La région septentrionale du Togo traverse une crise hydrique sans précédent, avec le barrage de la Kozah atteignant un niveau historiquement bas. Ce scénario alarmant, alimenté par un déficit pluviométrique marqué et l’ampleur croissante du changement climatique, met en lumière l’urgence d’une gestion durable de l’eau dans le pays.
Une sécheresse précoce frappe le nord du Togo
Depuis janvier, les pluies se font rares dans les préfectures de la Kozah, de la Doufelgou et de la Binah. Les spécialistes observent un retard significatif dans la recharge des nappes phréatiques et l’assèchement des sources naturelles. En septembre, le manque d’eau a provoqué le démarrage anticipé de la saison sèche, accentuant la pression sur l’approvisionnement des villes et des zones rurales.

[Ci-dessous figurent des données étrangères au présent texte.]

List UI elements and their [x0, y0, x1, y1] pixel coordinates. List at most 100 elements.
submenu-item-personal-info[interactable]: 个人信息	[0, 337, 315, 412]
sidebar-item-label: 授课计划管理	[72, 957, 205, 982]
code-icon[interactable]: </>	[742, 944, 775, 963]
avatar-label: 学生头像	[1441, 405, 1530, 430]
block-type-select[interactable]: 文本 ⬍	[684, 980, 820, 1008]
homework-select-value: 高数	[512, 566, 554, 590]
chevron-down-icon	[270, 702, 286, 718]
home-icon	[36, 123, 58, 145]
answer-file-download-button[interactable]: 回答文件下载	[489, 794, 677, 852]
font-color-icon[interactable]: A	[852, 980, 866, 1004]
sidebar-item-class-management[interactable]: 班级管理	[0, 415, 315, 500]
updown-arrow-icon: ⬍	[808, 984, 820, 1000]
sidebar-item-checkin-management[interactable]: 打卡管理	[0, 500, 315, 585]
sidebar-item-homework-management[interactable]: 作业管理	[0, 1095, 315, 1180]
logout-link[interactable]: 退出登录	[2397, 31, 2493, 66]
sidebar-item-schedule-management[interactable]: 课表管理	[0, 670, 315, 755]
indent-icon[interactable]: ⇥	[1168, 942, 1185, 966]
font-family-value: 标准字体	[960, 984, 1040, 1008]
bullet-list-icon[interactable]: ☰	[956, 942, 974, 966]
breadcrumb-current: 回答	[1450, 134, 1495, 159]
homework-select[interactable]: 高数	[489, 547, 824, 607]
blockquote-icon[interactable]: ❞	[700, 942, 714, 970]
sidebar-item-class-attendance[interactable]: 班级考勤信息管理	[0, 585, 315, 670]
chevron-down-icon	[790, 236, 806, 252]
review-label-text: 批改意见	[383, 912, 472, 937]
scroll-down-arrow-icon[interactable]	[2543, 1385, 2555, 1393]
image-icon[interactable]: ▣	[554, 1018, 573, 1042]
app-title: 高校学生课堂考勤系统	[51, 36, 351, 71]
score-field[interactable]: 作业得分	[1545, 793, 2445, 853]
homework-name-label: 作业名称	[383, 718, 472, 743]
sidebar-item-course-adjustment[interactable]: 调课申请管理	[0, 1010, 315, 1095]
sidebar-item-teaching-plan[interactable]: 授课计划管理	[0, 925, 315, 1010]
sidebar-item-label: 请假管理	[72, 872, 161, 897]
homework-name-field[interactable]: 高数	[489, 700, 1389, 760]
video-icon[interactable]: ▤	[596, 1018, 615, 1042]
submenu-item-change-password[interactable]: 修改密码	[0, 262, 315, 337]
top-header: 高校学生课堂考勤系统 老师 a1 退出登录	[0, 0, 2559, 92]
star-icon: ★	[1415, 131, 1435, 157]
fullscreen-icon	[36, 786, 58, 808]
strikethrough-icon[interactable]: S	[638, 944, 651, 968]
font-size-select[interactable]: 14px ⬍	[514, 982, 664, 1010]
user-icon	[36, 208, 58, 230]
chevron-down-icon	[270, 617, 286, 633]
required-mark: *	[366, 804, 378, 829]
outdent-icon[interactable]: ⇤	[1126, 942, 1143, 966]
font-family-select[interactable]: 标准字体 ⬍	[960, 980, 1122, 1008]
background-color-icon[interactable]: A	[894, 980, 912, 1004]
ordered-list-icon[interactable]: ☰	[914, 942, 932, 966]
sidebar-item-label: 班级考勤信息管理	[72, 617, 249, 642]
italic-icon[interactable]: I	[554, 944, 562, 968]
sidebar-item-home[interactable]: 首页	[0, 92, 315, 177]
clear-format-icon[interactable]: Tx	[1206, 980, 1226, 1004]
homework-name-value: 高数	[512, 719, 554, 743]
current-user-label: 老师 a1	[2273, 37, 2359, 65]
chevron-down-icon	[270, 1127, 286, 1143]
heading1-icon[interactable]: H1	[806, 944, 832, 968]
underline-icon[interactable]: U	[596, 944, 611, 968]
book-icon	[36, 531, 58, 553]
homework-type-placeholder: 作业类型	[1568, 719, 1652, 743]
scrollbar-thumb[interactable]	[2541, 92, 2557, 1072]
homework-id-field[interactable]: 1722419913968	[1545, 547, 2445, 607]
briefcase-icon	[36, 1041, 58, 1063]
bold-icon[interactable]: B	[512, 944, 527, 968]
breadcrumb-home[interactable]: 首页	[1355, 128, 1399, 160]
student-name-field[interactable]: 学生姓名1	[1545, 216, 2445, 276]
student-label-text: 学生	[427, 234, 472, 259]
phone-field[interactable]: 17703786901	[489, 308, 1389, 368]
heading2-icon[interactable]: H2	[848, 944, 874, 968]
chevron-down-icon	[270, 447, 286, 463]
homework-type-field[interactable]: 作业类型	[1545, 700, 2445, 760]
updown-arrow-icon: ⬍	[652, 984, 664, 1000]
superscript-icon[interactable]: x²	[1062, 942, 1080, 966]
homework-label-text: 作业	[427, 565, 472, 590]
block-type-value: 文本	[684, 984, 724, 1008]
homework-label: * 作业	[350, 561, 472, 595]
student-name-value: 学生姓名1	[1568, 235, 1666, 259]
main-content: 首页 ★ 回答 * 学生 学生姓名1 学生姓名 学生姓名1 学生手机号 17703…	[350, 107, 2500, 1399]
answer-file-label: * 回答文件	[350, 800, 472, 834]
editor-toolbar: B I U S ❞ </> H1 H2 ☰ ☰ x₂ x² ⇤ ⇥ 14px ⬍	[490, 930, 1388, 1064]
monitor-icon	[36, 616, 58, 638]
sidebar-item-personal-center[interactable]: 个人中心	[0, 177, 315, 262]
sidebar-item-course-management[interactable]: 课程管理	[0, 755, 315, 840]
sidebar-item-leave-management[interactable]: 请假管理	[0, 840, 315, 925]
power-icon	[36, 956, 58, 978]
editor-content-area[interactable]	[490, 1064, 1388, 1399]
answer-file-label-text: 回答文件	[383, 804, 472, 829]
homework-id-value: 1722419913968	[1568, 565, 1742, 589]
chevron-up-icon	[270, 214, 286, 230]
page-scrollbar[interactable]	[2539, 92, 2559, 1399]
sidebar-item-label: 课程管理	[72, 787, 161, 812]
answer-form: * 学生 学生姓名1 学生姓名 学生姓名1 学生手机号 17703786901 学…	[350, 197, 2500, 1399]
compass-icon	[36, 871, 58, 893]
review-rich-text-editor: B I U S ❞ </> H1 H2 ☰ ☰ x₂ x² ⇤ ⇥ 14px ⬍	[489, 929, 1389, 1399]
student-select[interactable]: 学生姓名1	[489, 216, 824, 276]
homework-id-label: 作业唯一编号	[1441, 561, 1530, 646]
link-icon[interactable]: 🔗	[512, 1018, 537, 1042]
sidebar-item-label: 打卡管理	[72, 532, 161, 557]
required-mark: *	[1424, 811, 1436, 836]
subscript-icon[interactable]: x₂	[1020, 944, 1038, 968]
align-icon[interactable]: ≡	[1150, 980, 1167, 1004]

Le barrage de la Kozah, construit en 1979 et principale source d’eau potable pour Kara et ses environs, a vu son niveau chuter à moins de 8 mètres fin 2025, soit la moitié du niveau enregistré à la même période en 2024. La production quotidienne d’eau est passée de 11 000 m³ à seulement 4 500 m³, fragilisant l’alimentation de milliers d’habitants.
Des mesures d’urgence et des solutions durables
Face à cette situation critique, le gouvernement togolais a mis en place une stratégie en deux volets : urgence et durabilité.
Urgence : renforcer l’accès immédiat à l’eau
•Réhabilitation de 50 forages équipés de pompes manuelles dans les zones de Kara, Niamtougou et Pagouda. À ce jour, 25 forages sont déjà opérationnels, dont une partie raccordée au réseau de la Société Togolaise des Eaux (TdE).
•150 nouveaux forages sont en cours de construction pour soulager les quartiers urbains et semi-urbains, avec une quinzaine déjà finalisés après seulement une semaine de travaux.
Durabilité : anticiper les besoins futurs
•Construction d’un barrage polyvalent à Sarakawa pour renforcer les réserves d’eau.
•Exploitation de la cascade de Sara à Bafilo pour alimenter les réseaux urbains.
•Sectorisation et modernisation du réseau à Kara, incluant des forages industriels pour les grandes structures consommatrices telles que les hôpitaux, université et casernes.
Les autorités insistent également sur l’importance de la responsabilité citoyenne, invitant la population à éviter le gaspillage, signaler toute fuite via le numéro vert 8994, et limiter l’usage domestique non essentiel de l’eau.
Un signal fort face au changement climatique
Cette crise rappelle que le changement climatique n’est plus un phénomène lointain, mais une réalité qui impacte directement la vie quotidienne au Togo. La gestion rationnelle des ressources hydriques devient une priorité collective, combinant innovation, infrastructures modernes et civisme citoyen.
L’eau n’est plus seulement un service, elle est un bien précieux à préserver pour les générations futures.